The Steam Engine 1890s-1940s

Around the turn of the 20th century the steam engine
changed the face of logging forever.

Logging in the woods was no longer dependent on man and animal power. With the invention of the steam engine, different aspects of logging were modified to use this new technology. “Donkeys,” such as the Dolbeer Donkey, were steam engines with winches attached. These engines were used to haul logs out of the forest and place the loads onto wagons and flatcars. Steam tractors allowed larger loads to be moved in a shorter amount of time. Attachments to steam engines, such as air compression drag saws could be used to cut logs and free up man power.

Steam locomotives, or “Loci’s”, were used, and for the first time a large, economically profitable transportation network was possible. This transportation network helped create expanding markets outside of local areas. In later years, machines such as the McGiffert log loader reduced the amount of time it took to load logs onto railroad cars.
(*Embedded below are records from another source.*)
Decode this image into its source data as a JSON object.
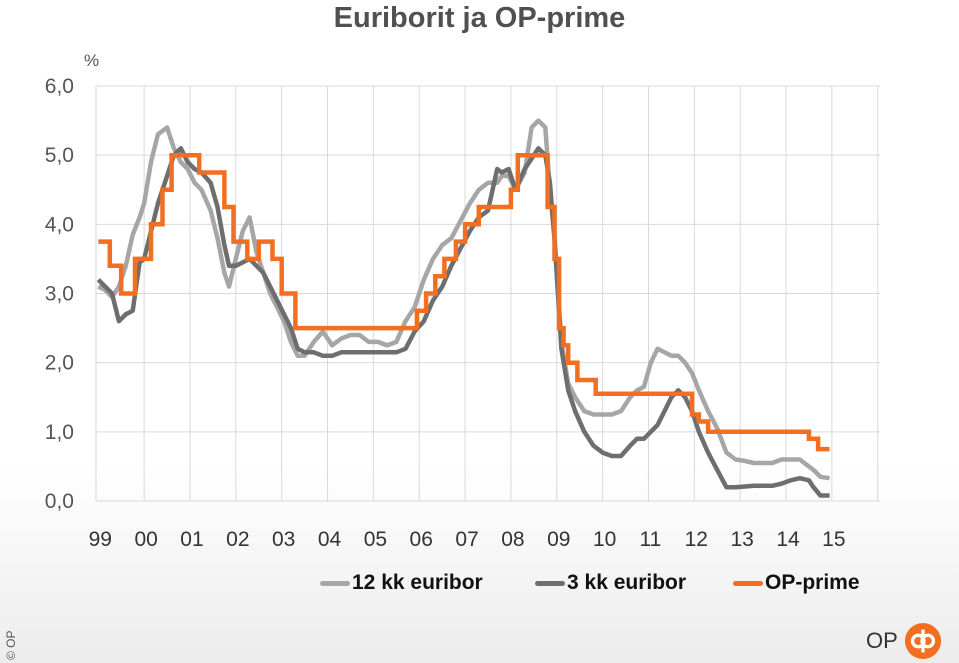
{
  "colors": {
    "euribor12": "#a6a6a6",
    "euribor3": "#6e6e6e",
    "prime": "#f26f21",
    "grid": "#d9d9d9",
    "brand": "#f26f21"
  },
  "copyright": "© OP",
  "brand_text": "OP",
  "chart_data": {
    "type": "line",
    "title": "Euriborit ja OP-prime",
    "ylabel": "%",
    "ylim": [
      0,
      6
    ],
    "xlim": [
      1998.95,
      2016.05
    ],
    "y_ticks": [
      "0,0",
      "1,0",
      "2,0",
      "3,0",
      "4,0",
      "5,0",
      "6,0"
    ],
    "y_tick_values": [
      0,
      1,
      2,
      3,
      4,
      5,
      6
    ],
    "x_ticks": [
      "99",
      "00",
      "01",
      "02",
      "03",
      "04",
      "05",
      "06",
      "07",
      "08",
      "09",
      "10",
      "11",
      "12",
      "13",
      "14",
      "15"
    ],
    "x_gridlines": [
      2000,
      2001,
      2002,
      2003,
      2004,
      2005,
      2006,
      2007,
      2008,
      2009,
      2010,
      2011,
      2012,
      2013,
      2014,
      2015,
      2016
    ],
    "legend": [
      "12 kk euribor",
      "3 kk euribor",
      "OP-prime"
    ],
    "series": [
      {
        "name": "12 kk euribor",
        "x": [
          1999.0,
          1999.15,
          1999.3,
          1999.45,
          1999.6,
          1999.75,
          1999.9,
          2000.0,
          2000.15,
          2000.3,
          2000.5,
          2000.65,
          2000.8,
          2000.95,
          2001.1,
          2001.25,
          2001.45,
          2001.6,
          2001.75,
          2001.85,
          2002.0,
          2002.15,
          2002.3,
          2002.45,
          2002.6,
          2002.75,
          2002.9,
          2003.05,
          2003.2,
          2003.35,
          2003.5,
          2003.7,
          2003.9,
          2004.1,
          2004.3,
          2004.5,
          2004.7,
          2004.9,
          2005.1,
          2005.3,
          2005.5,
          2005.7,
          2005.9,
          2006.1,
          2006.3,
          2006.5,
          2006.7,
          2006.9,
          2007.1,
          2007.3,
          2007.5,
          2007.7,
          2007.8,
          2007.95,
          2008.1,
          2008.3,
          2008.45,
          2008.6,
          2008.75,
          2008.85,
          2008.95,
          2009.1,
          2009.25,
          2009.4,
          2009.6,
          2009.8,
          2010.0,
          2010.2,
          2010.4,
          2010.6,
          2010.75,
          2010.9,
          2011.05,
          2011.2,
          2011.35,
          2011.5,
          2011.65,
          2011.8,
          2011.95,
          2012.1,
          2012.3,
          2012.5,
          2012.7,
          2012.9,
          2013.1,
          2013.3,
          2013.5,
          2013.7,
          2013.9,
          2014.1,
          2014.3,
          2014.5,
          2014.6,
          2014.75,
          2014.95
        ],
        "values": [
          3.1,
          3.05,
          2.95,
          3.1,
          3.4,
          3.85,
          4.1,
          4.3,
          4.9,
          5.3,
          5.4,
          5.1,
          4.9,
          4.8,
          4.6,
          4.5,
          4.2,
          3.8,
          3.3,
          3.1,
          3.5,
          3.9,
          4.1,
          3.6,
          3.3,
          3.0,
          2.8,
          2.6,
          2.3,
          2.1,
          2.1,
          2.3,
          2.45,
          2.25,
          2.35,
          2.4,
          2.4,
          2.3,
          2.3,
          2.25,
          2.3,
          2.6,
          2.8,
          3.2,
          3.5,
          3.7,
          3.8,
          4.05,
          4.3,
          4.5,
          4.6,
          4.6,
          4.7,
          4.7,
          4.5,
          4.75,
          5.4,
          5.5,
          5.4,
          4.5,
          3.8,
          2.3,
          1.7,
          1.5,
          1.3,
          1.25,
          1.25,
          1.25,
          1.3,
          1.5,
          1.6,
          1.65,
          2.0,
          2.2,
          2.15,
          2.1,
          2.1,
          2.0,
          1.85,
          1.6,
          1.3,
          1.05,
          0.7,
          0.6,
          0.58,
          0.55,
          0.55,
          0.55,
          0.6,
          0.6,
          0.6,
          0.5,
          0.45,
          0.35,
          0.33
        ]
      },
      {
        "name": "3 kk euribor",
        "x": [
          1999.0,
          1999.15,
          1999.3,
          1999.45,
          1999.6,
          1999.75,
          1999.9,
          2000.0,
          2000.15,
          2000.3,
          2000.5,
          2000.65,
          2000.8,
          2000.95,
          2001.1,
          2001.25,
          2001.45,
          2001.6,
          2001.75,
          2001.85,
          2002.0,
          2002.15,
          2002.3,
          2002.45,
          2002.6,
          2002.75,
          2002.9,
          2003.05,
          2003.2,
          2003.35,
          2003.5,
          2003.7,
          2003.9,
          2004.1,
          2004.3,
          2004.5,
          2004.7,
          2004.9,
          2005.1,
          2005.3,
          2005.5,
          2005.7,
          2005.9,
          2006.1,
          2006.3,
          2006.5,
          2006.7,
          2006.9,
          2007.1,
          2007.3,
          2007.5,
          2007.7,
          2007.8,
          2007.95,
          2008.1,
          2008.3,
          2008.45,
          2008.6,
          2008.75,
          2008.85,
          2008.95,
          2009.1,
          2009.25,
          2009.4,
          2009.6,
          2009.8,
          2010.0,
          2010.2,
          2010.4,
          2010.6,
          2010.75,
          2010.9,
          2011.05,
          2011.2,
          2011.35,
          2011.5,
          2011.65,
          2011.8,
          2011.95,
          2012.1,
          2012.3,
          2012.5,
          2012.7,
          2012.9,
          2013.1,
          2013.3,
          2013.5,
          2013.7,
          2013.9,
          2014.1,
          2014.3,
          2014.5,
          2014.6,
          2014.75,
          2014.95
        ],
        "values": [
          3.2,
          3.1,
          3.0,
          2.6,
          2.7,
          2.75,
          3.45,
          3.5,
          3.9,
          4.3,
          4.7,
          5.0,
          5.1,
          4.9,
          4.8,
          4.75,
          4.6,
          4.25,
          3.7,
          3.4,
          3.4,
          3.45,
          3.5,
          3.4,
          3.3,
          3.1,
          2.9,
          2.7,
          2.5,
          2.2,
          2.15,
          2.15,
          2.1,
          2.1,
          2.15,
          2.15,
          2.15,
          2.15,
          2.15,
          2.15,
          2.15,
          2.2,
          2.45,
          2.6,
          2.9,
          3.1,
          3.4,
          3.65,
          3.9,
          4.1,
          4.2,
          4.8,
          4.75,
          4.8,
          4.5,
          4.8,
          4.95,
          5.1,
          5.0,
          4.6,
          3.8,
          2.2,
          1.6,
          1.3,
          1.0,
          0.8,
          0.7,
          0.65,
          0.65,
          0.8,
          0.9,
          0.9,
          1.0,
          1.1,
          1.3,
          1.5,
          1.6,
          1.5,
          1.3,
          1.0,
          0.7,
          0.45,
          0.2,
          0.2,
          0.21,
          0.22,
          0.22,
          0.22,
          0.25,
          0.3,
          0.33,
          0.3,
          0.2,
          0.08,
          0.08
        ]
      },
      {
        "name": "OP-prime",
        "step": true,
        "x": [
          1999.0,
          1999.25,
          1999.5,
          1999.8,
          2000.15,
          2000.4,
          2000.6,
          2000.8,
          2001.2,
          2001.4,
          2001.75,
          2001.95,
          2002.25,
          2002.5,
          2002.8,
          2003.0,
          2003.3,
          2005.75,
          2005.95,
          2006.15,
          2006.35,
          2006.55,
          2006.8,
          2007.0,
          2007.3,
          2007.8,
          2008.0,
          2008.15,
          2008.5,
          2008.8,
          2008.95,
          2009.05,
          2009.15,
          2009.25,
          2009.45,
          2009.65,
          2009.85,
          2010.0,
          2010.4,
          2010.7,
          2011.0,
          2011.25,
          2011.7,
          2011.95,
          2012.1,
          2012.3,
          2013.0,
          2014.35,
          2014.5,
          2014.7,
          2014.95
        ],
        "values": [
          3.75,
          3.4,
          3.0,
          3.5,
          4.0,
          4.5,
          5.0,
          5.0,
          4.75,
          4.75,
          4.25,
          3.75,
          3.5,
          3.75,
          3.5,
          3.0,
          2.5,
          2.5,
          2.75,
          3.0,
          3.25,
          3.5,
          3.75,
          4.0,
          4.25,
          4.25,
          4.5,
          5.0,
          5.0,
          4.25,
          3.5,
          2.5,
          2.25,
          2.0,
          1.75,
          1.75,
          1.55,
          1.55,
          1.55,
          1.55,
          1.55,
          1.55,
          1.55,
          1.25,
          1.15,
          1.0,
          1.0,
          1.0,
          0.9,
          0.75,
          0.75
        ]
      }
    ]
  }
}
Furthermore, the steam engine allowed sawmills to cut logs into lumber at a much faster rate. These new methods for logging allowed harvesting in places that were formerly inaccessible, allowed more trees to be harvested in less time and allowed the processing, selling and transportation of lumber over greater distances. However, while these new technologies were introduced and used by the logging industry, more traditional methods, mainly horses, high wheels and man power, were still a major part of logging practices.